The famed French luxury house Hermès stands accused in a class action lawsuit that throws a spotlight on its sales practices, specifically surrounding the iconic Birkin bag. Two plaintiffs from California, Tina Cavalleri and Mark Glinoga, contend that Hermès has crafted an exclusive sales strategy that feels more like a velvet rope outside an elite club than a welcoming retail experience.

A tale of two shoppers

Cavalleri and Glinoga, the Californian duo taking a stand, allege that Hermès' business practices put the Birkin beyond reach unless customers first prove their loyalty through substantial purchases of non-Birkin items. Their suit claims this 'pay-to-play' approach is more than just unfair—it's an antitrust issue.

Behind the Hermès curtain

Described in the lawsuit as a private showing rather than a public offering, the elusive Birkin bag is said to be reserved for those who have already invested significantly in the Hermès brand.
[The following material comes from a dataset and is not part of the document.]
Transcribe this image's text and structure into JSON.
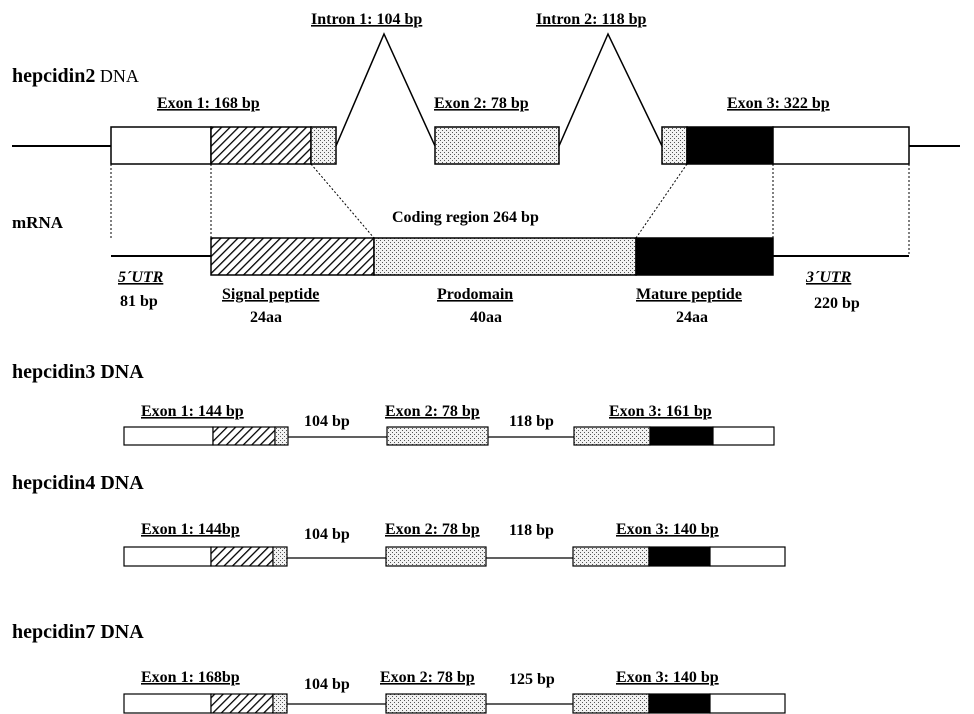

This lawsuit seeks to draw back the curtain on these exclusive practices and to usher in an era of transparency for all of Hermès' clientele.

The cost of luxury

Cavalleri, having already spent a sum that could rival the price of a luxury car at Hermès, was reportedly snubbed when she sought to purchase another Birkin. According to her, the message was clear: keep supporting our business if you want a specialty bag.

Meanwhile, Glinoga's attempts to purchase the bag were met with a similar narrative: to unlock the gates to a Birkin, he would need to invest in other Hermès treasures first. Despite his efforts and willingness to spend, the Birkin bag remained out of reach.

While the Birkin's price tag may already seem steep, Cavalleri and Glinoga's legal battle suggests the true cost includes an unspoken, preliminary spend on a range of Hermès luxuries—a cost they argue should not be part of the equation.

Seeking justice in the court of fashion

With Hermès operating over 40 retail locations in the United States, eight of which are in California, the suit claims that the practice isn't isolated but rather a widespread strategy. 

"Typically, only those customers who are deemed worthy of purchasing a Birkin handbag will be shown a Birkin handbag in a private room," says the lawsuit, painting a picture of an elusive transaction shrouded in secrecy.

The plaintiffs are not merely seeking personal redress but are calling for a class-action status that would include all Californians similarly situated—those who've faced the luxury labyrinth when attempting to purchase a Birkin over the past four years.

The outcome may redefine the rules of engagement for luxury retail and set a precedent that even the most exclusive brands must make their products accessible without preconditioned purchases.

The plaintiffs are represented by Joshua H. Haffner, Alfredo Torrijos, and Vahan Mikayelyan of Haffner Law PC; and Shaun C. Setareh and Thomas A. Segal of Setareh Law Group.

The Hermès antitrust class action lawsuit is Cavalleri et al. v. Hermès International, Case No. 3:24-cv-01707-AGT, in the U.S. District Court for the Northern District of California.